L’éthique de la biodiversité est-elle compatible avec une éthique de l’espèce ?

Troisième séance du séminaire de philosophie contemporaine (coordoné par Christophe Salvat) avec une intervention de Filipe Drapeau Contim (Univ Rennes, CAPHI EA 7463) intitulée « L’éthique de la biodiversité est-elle compatible avec une éthique de l’espèce ? »

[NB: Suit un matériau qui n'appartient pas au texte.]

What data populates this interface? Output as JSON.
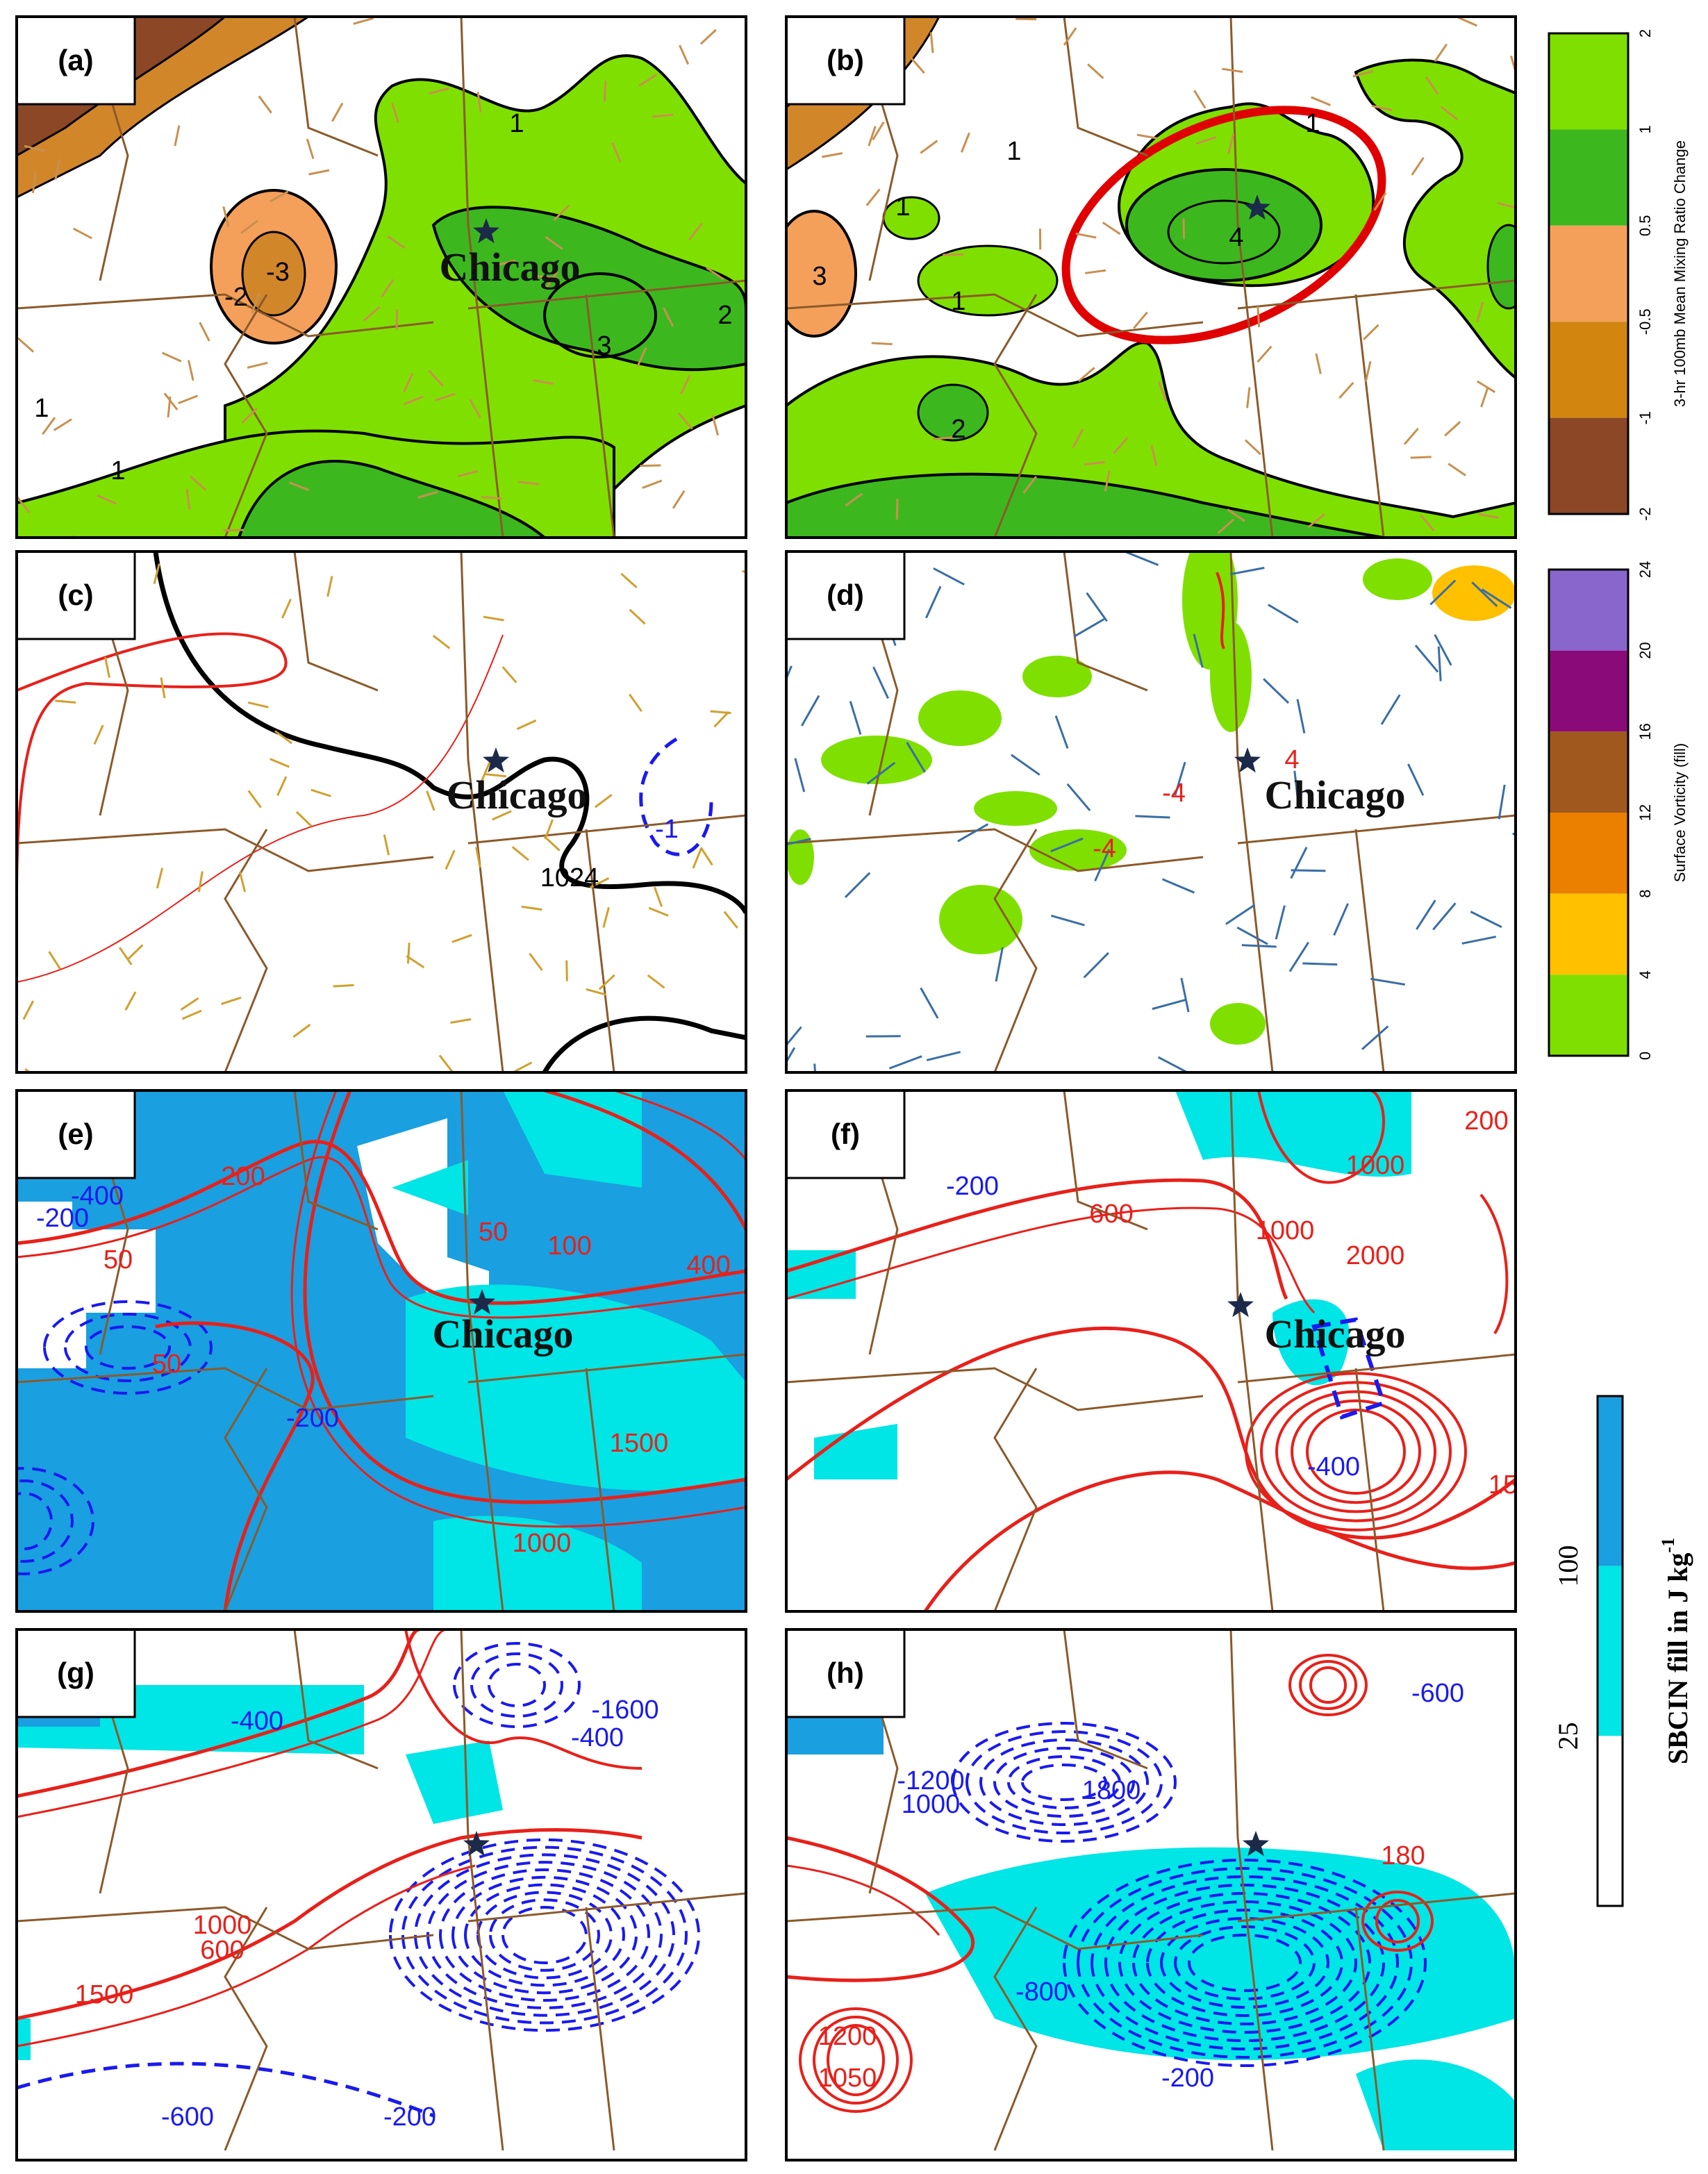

Résumé : Forgé au milieu des années 1980, le concept de biodiversité occupe désormais une place centrale dans les politiques environnementales, au point de détrôner le vieux concept de nature jugé obsolète ou moins fréquentable. Tout comme ce dernier, le concept de biodiversité se voit doté d’une charge normative : la biodiversité d’un ensemble donné, qui peut être un écosystème, une région biogéographique ou la biosphère dans son entier, est une propriété que l’on doit chercher à conserver et même à promouvoir. Ce rôle normatif trouve son expression la plus forte dans l’éthique de la biodiversité qui transparaît aussi bien sous la plume des biologistes de la conservation (Soulé 1985) que dans les textes légaux (CDB 1992) ou les rapports de l’IPBES. J’entends par là une éthique qui attribue à la biodiversité (i) une valeur intrinsèque et non pas seulement instrumentale ; (ii) une valeur primitive qui n’est pas dérivée de la valeur des individus, espèces ou écosystèmes qui la composent. Je ne chercherai pas ici à fonder ou justifier l’éthique de la biodiversité mais à examiner son rapport avec l’éthique de l’espèce selon laquelle chaque espèce a une valeur intrinsèque, qui a longtemps inspiré les politiques de conservation. Je tâcherai de montrer que l’éthique de la biodiversité entre en tension avec l’éthique de l’espèce sur au moins deux points : 1°) La valeur intrinsèque des espèces est affaire de degré dans ce nouveau cadre, toutes les espèces ne se valent pas. 2°) La valeur intrinsèque d’une espèce est déterminée par certaines de ses propriétés extrinsèques (relationnelles) et contingentes. Je montre que cette divergence entre les deux éthiques n’est pas que théorique et qu’elle amène à réviser, à tort ou à raison, le rang de priorité de chaque espèce en matière de conservation.